A SQL injection vulnerability in the SonicWall SSLVPN SMA100 product allows an unauthenticated remote attacker to execute SQL queries. This can lead to the exposure of sensitive information, including usernames and passwords, as well as other session-related data. The vulnerability specifically impacts SMA100 devices running build version 10.x.

  • Exposure: Internet-facing SSLVPN appliance.
  • Attacker access: Remote, unauthenticated.
  • Trigger and result: SQL query to access sensitive data.

Live Threat

Current exploitation, exposure, and threat context

This vulnerability allows an unauthenticated attacker to inject SQL queries, potentially accessing sensitive information such as usernames and passwords. The impact includes unauthorized access to user credentials and session data, posing a significant business risk. Organizations using the affected product should consider this a high-priority issue.

  • Likely attacker skill level: Low
  • Required access or conditions: Network access
  • Business risk or urgency: High

Priority actions

Operational Fix

Recommended remediation, mitigation, and detection steps

A SQL-injection vulnerability in SonicWall SSLVPN SMA100 products can allow an attacker to access sensitive information, including usernames and passwords. The vulnerability impacts specific build versions of the SMA100. This poses a significant business risk by potentially compromising user credentials and session data, which could lead to further unauthorized access.

  • Identify exposed SonicWall SMA100 assets.
  • Restrict network access to these assets.
  • Apply vendor updates, verify, and monitor.

Frequently asked questions

What is SonicWall SSLVPN SMA100 and what is it used for?

SonicWall SSLVPN SMA100 is a product that provides secure remote access to an organization's network through a virtual private network (VPN) using SSL/TLS encryption.
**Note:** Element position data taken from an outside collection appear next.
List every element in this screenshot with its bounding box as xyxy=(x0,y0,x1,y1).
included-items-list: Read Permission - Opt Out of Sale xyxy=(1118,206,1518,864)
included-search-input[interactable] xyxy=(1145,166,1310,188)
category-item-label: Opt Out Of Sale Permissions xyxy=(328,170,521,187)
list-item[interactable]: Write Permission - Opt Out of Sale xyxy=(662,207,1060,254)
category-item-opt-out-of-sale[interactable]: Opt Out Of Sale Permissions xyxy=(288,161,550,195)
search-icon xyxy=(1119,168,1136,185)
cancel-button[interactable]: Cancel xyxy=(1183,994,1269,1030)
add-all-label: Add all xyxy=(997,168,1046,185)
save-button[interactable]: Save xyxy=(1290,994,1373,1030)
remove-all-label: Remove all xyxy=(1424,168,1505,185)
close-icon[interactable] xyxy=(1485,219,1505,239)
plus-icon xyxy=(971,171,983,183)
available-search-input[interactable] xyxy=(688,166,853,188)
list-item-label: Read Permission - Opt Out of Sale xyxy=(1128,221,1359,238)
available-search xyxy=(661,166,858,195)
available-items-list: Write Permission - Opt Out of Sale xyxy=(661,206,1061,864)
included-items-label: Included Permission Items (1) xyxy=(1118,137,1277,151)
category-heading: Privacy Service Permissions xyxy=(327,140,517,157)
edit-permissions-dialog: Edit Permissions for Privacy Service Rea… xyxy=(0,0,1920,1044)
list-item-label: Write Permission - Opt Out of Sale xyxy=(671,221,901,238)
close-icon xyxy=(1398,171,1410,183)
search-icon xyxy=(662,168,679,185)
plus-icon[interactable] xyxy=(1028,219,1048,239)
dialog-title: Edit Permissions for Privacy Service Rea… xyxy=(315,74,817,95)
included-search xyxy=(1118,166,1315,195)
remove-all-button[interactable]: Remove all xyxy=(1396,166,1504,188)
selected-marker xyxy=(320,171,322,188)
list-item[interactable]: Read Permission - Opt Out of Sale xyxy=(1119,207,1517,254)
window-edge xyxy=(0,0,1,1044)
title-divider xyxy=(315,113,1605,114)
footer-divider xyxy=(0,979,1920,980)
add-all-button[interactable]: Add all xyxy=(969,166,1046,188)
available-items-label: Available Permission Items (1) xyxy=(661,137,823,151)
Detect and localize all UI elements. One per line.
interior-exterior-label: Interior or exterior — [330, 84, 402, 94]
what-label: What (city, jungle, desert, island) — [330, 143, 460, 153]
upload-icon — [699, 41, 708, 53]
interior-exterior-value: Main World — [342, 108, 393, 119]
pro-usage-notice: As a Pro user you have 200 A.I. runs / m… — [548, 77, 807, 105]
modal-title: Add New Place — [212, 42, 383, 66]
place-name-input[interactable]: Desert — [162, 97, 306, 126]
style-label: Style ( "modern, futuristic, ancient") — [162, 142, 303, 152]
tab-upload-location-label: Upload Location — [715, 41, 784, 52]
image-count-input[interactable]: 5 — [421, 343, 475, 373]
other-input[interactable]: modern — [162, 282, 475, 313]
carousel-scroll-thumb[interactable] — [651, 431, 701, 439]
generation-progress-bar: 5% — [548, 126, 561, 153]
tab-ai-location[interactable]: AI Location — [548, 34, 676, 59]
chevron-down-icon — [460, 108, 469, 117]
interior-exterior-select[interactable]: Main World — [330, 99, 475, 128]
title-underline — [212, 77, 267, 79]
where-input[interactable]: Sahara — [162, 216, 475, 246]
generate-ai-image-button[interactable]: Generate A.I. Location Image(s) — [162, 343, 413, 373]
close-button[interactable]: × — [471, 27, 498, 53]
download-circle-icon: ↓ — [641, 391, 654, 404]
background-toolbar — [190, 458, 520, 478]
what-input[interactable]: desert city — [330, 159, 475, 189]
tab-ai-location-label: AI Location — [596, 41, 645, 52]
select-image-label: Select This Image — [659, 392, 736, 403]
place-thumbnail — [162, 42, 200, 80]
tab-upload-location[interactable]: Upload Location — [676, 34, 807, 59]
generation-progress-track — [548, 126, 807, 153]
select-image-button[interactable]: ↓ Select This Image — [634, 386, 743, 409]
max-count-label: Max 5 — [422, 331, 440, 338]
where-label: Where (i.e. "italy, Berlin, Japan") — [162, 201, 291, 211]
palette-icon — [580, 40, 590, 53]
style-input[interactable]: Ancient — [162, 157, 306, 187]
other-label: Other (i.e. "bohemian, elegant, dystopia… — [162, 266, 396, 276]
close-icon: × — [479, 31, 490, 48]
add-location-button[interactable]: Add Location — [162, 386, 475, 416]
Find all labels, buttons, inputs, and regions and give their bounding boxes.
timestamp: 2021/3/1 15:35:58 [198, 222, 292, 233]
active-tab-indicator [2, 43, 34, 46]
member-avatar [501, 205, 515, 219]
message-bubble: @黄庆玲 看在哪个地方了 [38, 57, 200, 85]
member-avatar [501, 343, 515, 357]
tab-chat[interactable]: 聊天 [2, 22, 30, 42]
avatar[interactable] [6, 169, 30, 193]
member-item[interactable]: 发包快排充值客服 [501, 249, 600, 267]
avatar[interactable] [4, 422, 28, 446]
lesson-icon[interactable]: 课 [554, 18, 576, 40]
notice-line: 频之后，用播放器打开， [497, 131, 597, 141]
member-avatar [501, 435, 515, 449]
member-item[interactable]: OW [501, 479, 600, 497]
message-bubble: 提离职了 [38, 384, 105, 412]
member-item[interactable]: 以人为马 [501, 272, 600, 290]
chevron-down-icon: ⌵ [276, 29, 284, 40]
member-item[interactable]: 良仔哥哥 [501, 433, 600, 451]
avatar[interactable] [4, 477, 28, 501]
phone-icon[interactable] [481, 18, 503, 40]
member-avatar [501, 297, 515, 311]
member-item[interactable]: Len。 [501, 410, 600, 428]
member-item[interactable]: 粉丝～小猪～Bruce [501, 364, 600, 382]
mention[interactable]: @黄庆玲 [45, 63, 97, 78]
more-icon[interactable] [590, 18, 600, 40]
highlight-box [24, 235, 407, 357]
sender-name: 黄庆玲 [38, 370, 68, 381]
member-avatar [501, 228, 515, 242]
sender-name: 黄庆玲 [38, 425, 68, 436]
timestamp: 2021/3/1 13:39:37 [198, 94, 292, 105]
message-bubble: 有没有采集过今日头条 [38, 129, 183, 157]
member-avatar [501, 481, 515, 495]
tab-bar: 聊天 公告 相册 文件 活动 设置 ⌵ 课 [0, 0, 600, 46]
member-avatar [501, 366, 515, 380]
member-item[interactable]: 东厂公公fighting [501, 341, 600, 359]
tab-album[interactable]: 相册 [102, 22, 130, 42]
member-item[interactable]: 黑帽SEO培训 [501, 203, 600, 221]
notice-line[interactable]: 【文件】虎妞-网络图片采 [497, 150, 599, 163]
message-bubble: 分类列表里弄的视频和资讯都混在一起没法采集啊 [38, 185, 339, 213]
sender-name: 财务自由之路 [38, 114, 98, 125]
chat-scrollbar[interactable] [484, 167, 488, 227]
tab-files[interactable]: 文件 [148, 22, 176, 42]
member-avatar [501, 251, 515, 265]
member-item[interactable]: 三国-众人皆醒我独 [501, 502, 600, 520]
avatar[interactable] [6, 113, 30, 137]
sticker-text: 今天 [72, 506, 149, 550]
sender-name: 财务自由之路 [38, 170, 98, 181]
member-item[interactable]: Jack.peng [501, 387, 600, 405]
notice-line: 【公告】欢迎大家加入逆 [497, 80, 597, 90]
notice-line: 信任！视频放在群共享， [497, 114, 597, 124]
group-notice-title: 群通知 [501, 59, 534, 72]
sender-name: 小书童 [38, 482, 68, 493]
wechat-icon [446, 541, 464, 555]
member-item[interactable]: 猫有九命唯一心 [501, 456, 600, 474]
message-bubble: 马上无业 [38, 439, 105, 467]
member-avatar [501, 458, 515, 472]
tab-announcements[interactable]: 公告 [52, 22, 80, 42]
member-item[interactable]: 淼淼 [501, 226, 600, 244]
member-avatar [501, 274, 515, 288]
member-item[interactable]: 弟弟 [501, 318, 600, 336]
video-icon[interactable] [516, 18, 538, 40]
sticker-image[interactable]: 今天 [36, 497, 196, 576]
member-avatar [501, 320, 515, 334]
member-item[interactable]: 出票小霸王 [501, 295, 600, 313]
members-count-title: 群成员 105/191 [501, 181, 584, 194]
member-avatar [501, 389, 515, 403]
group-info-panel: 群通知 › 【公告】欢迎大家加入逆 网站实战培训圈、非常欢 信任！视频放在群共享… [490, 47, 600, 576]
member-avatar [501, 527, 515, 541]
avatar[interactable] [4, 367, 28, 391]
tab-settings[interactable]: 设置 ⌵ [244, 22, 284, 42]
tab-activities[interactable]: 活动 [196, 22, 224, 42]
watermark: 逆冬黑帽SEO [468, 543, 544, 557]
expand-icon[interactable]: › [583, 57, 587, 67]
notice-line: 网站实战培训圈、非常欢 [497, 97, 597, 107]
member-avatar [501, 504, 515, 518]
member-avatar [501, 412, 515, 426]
It allows authorized users to connect to internal resources from external locations, as if they were physically present on the network.

What is CVE-2021-20016 and what kind of weakness does it represent?

CVE-2021-20016 is a SQL injection vulnerability in SonicWall SSLVPN SMA100. SQL injection is a weakness where an attacker can interfere with the queries an application makes to its database. This can allow them to view, modify, or otherwise manipulate data they normally wouldn't be able to access.

How can an attacker exploit this CVE-2021-20016 vulnerability?

An attacker can exploit this vulnerability by sending specially crafted SQL queries. This does not require any authentication or special access. The vulnerability is triggered when the system processes these malicious queries, potentially leading to unauthorized data access.

Who should care about the SonicWall SMA100 vulnerability, considering its exposure?

Organizations using SonicWall SSLVPN SMA100, especially those with internet-facing configurations, should care. The Halo Surface Signal indicates this product is very likely internet-facing, meaning attackers can potentially reach it from outside the network perimeter to exploit the vulnerability.

What is the first step for organizations running this technology?

The first practical step is to identify all SonicWall SMA100 assets within your environment that might be exposed. Following that, restricting network access to these assets is advisable while investigating and planning for vendor-provided updates.